Tahap gangfuan ginjal antara lain (Brunner and Sudarth, 2017):
a. Tahap 1 : Diminishid Renal Reserve
Tahap ini penurunan fungsi ginjal, tetapi tidak terjadi penumpukan sisa-
sisa metabolik dan ginjal yang sehat akan melakukan kompensasi terhadap
gangguan yang sakit tersebut.
b. Tahap II : Renal Insufficiency (insufisiensi ginjal)
Pada tahap ini dikategorikan ringan apabila 40-80% fungsi normal, sedang
apabia 15-140% fungsi normal dan berat bila fungsi ginjal normal hanya
2-20%. Pada insufisiensi ginjal sisa-sisa metabolik mulai berakumulasi
dalam darah karena jaringan ginjal yang lebih sehat ridak dapat
berkompensasi secara terus menerus terhadap kehilangan fungsi ginjal
karena adanya penyakit tersebut. Tingkat BUN, Kreatinin, asam urat, dan
fosfor mengalami peningkatan tergntung pada tingkat penurunan fungsi
ginjal.
c. Tahap III : End Stage Renal Disease (penyakit ginjal tahap lanjut)

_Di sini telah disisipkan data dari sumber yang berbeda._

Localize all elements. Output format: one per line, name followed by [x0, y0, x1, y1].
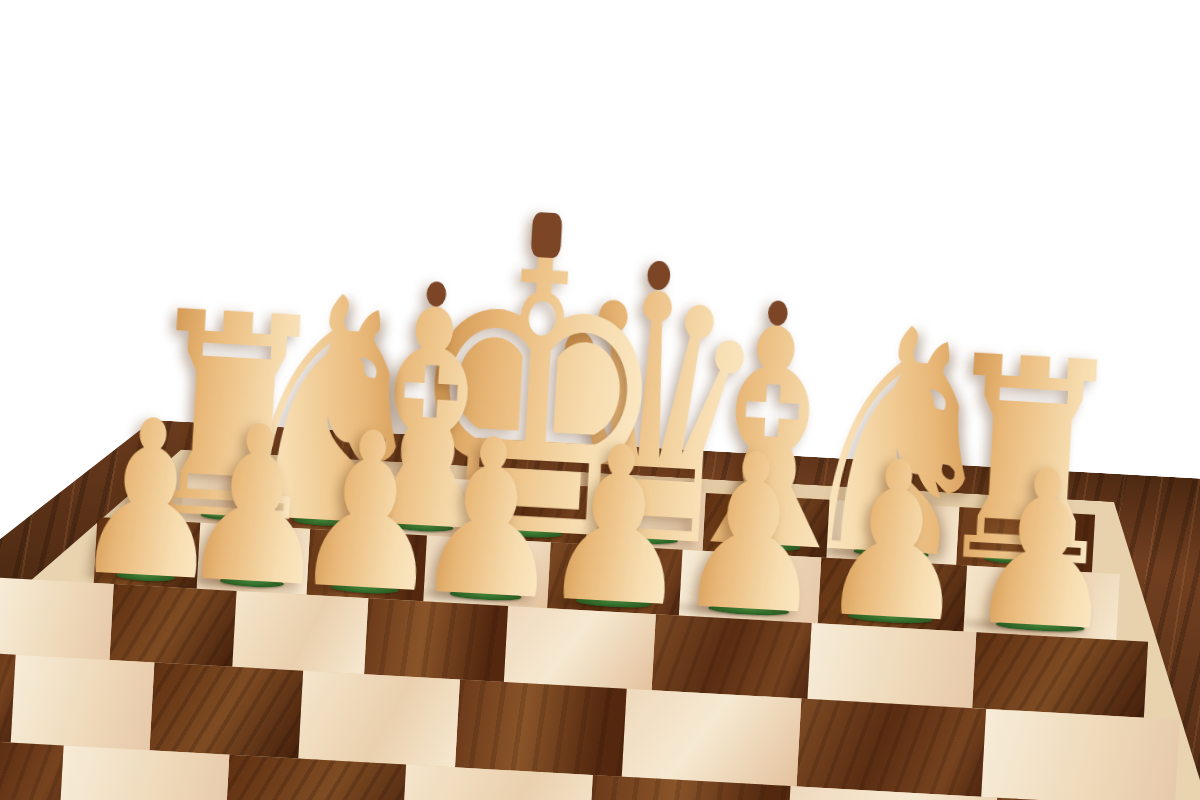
- square-h2: ♟: [94, 517, 200, 589]
- square-d4: [455, 679, 626, 776]
- square-g5: [0, 737, 63, 800]
- square-a2: ♟: [963, 566, 1120, 640]
- square-f3: [233, 591, 369, 674]
- square-a3: [972, 632, 1148, 718]
- chess-board: ♜♞♝♚♛♝♞♜♟♟♟♟♟♟♟♟: [27, 0, 1200, 49]
- square-f5: [58, 745, 230, 800]
- square-a4: [981, 709, 1179, 800]
- square-c3: [652, 614, 812, 699]
- piece-white-pawn: ♟: [814, 431, 977, 655]
- square-e3: [364, 598, 508, 682]
- square-g3: [109, 584, 237, 667]
- piece-white-pawn: ♟: [68, 389, 231, 613]
- square-e4: [298, 671, 460, 768]
- square-b2: ♟: [817, 557, 966, 631]
- square-h3: [0, 578, 113, 660]
- square-c2: ♟: [679, 550, 821, 624]
- piece-white-pawn: ♟: [963, 439, 1126, 663]
- square-d2: ♟: [547, 542, 682, 615]
- chess-set-photo: ♜♞♝♚♛♝♞♜♟♟♟♟♟♟♟♟: [0, 0, 1200, 800]
- square-f4: [150, 662, 303, 758]
- square-g4: [11, 655, 155, 751]
- square-b3: [808, 623, 976, 708]
- square-b4: [797, 699, 986, 797]
- square-d3: [504, 606, 656, 690]
- square-c4: [621, 689, 801, 787]
- board-tilt: ♜♞♝♚♛♝♞♜♟♟♟♟♟♟♟♟: [0, 0, 1200, 800]
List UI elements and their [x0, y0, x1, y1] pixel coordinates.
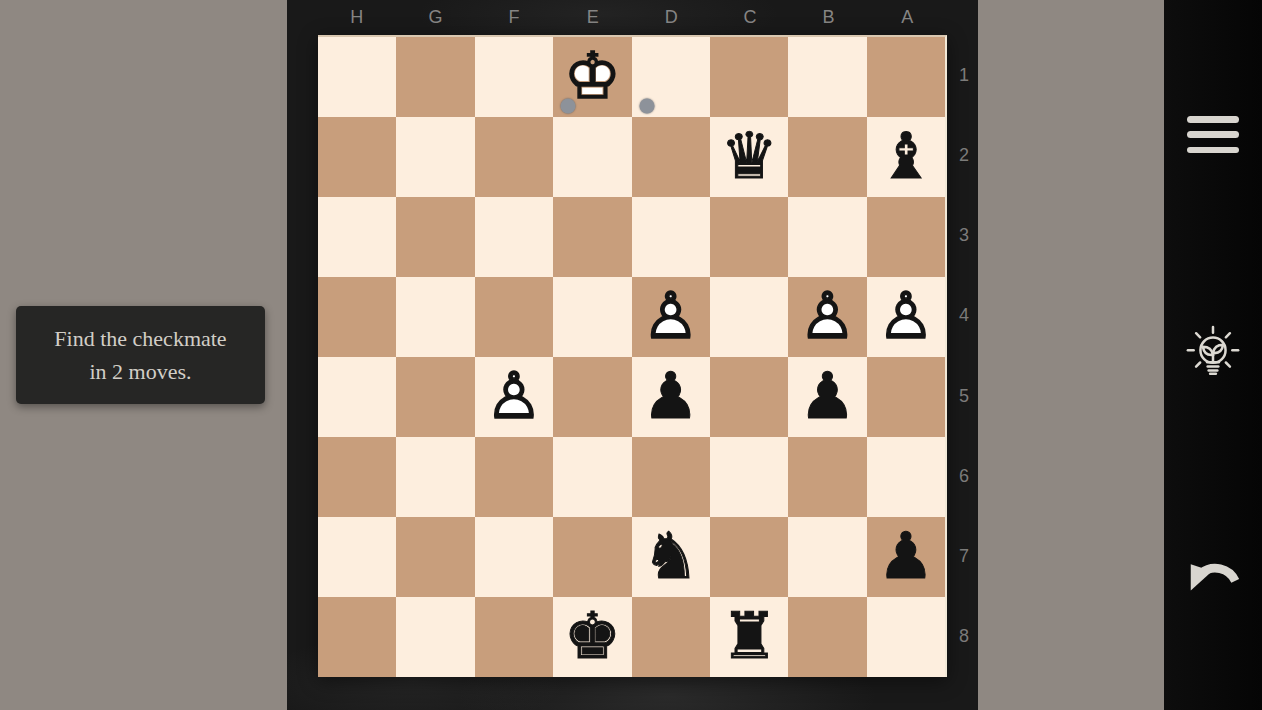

Sejumlah besar sisa nitrogen (BUN, Kreatinin) berakumulasi dalam darah
dan ginjal tidak mampu mempertahankan hemostatis. Ketidakseimbangan
cairan dan elektrolit terjadi bila segera dianalisa akan menjadi fatal/
kematian.
2.6 Pemeriksaan Penunjang Chronic Kidney Disease
Menurut Harmilah (2020) beberapa pemeriksaan penunjang untuk CKD
antara lain:
a. Gambaran klinis
1. Sesuai dengan penyakit yang mendasari seperti DM, infeksi traktus
urinarius, batu traktus urinarius, hipertensi hiperurikemia, dan SLE.
2. Sindrom uremia yang terdiri dari lemah, letargi, anoreksia, mual dan
muntah, nokturia, kelebihan volume cairan, neuropati perifer, pruritus,
uremic frost, perikarditis, kejang-kejang hingga koma.
3. Gejala komplikasi, antara lain hipertensi, anemia, osteodistrofi renal,
gagal jantung, asidosis metabolik, gangguan keseimbangan elektrolit
(sodium, kalium, dan klorida).
b. Gambaran laboratoris
1. Penurunan fungsi ginjal berupa peningkatan kadar ureum dan kreatinin
serum dan penurunan LFG yang dihitung dengan menggunakan rumus
Kockcroft-Gault. Kadar kreatinin serum saja tidak bisa dipergunakan
untuk memperkirakan fungsi ginjal.
2. Kelainan biokimiawi darah meliputi penurunan kadar Hb, peningkatan
kadarasam urat, hiperkalemia atau hipokalemia, hiponatremia,
hiperkloremia, hiperfosfatemia, hipokalsemia, dan asidosis metabolik.
3. Kelainan urinalisis meliputi proteinuria, leukosuria, cast, isostenuria.
c. Gambaran Radiologi
Pemeriksaan radiologi penyakit ginjal kronis antara lain :
1. Foto polos abdomen,bisa tampak batu radio-opak.
2. Pielografi antegrad atau retrograde dilakukan sesuai indikasi.
3. Ultrasonografi ginjal bisa memperlihatkan ukuran ginjal yang
mengecil, korteks yang menipis, adanya hidronefrosis atau batu ginjal,
kista, massa, dan kalsifikasi.
4. Pemeriksaan pemindaian ginjal atau renograf, dikerjakan bila ada
indikasi.
d. Biopsi dan pemeriksaan histopatologi ginjal
Dilakukan pada pasien dengan ukuran ginjal yang masih mendekati
normal, karena diagnosis secara noninvasive tidak bisa ditegakkan.
Pemeriksaan histopatologi ini bertujuan untuk mengetahui etiologi,
menetapkan terapi, prognosis, dan mengevaluasi hasil terapi yang telah
diberikan. Biopsi ginjal tidak dilakukan pada ginjal yang sudah mengecil
(contracted kidney), ginjal polikistik, hipertensi yang tidak terkendali,
infeksi perinefrik, gangguan pembekuan darah, gagal napas, dan obesitas.
5.
Referensi:
Basuki, K. (2019). Klasifikasi Chronic Kidney Disease. Jurnal Online Internasional
& Nasional. 7(1).
Brunner and Sudarth. (2017). Medical-Surgical Nursing: Assessment and
Management of Patients With Urinary Disorders. In J. Jacobson & P. Paul
(Eds.), Brunner & Sudarth’s Canadian Textbook of Medical-Surgical Nursing
(14th ed.). Philadelphia: Lippincott Williams and Wilkins.
Harmilah. (2020). Asuhan Keperawatan Pada Pasien Dengan Gangguan Sistem
Perkemihan. Yogyakarta: Pustaka Baru Press.
Suwitra Ketut. (2014). Penyakit Ginjal Kronik: Buku Ajar Ilmu Penyakit Dalam Jilid
II. Edisi IV. Jakarta Pusat: Interna Publishing.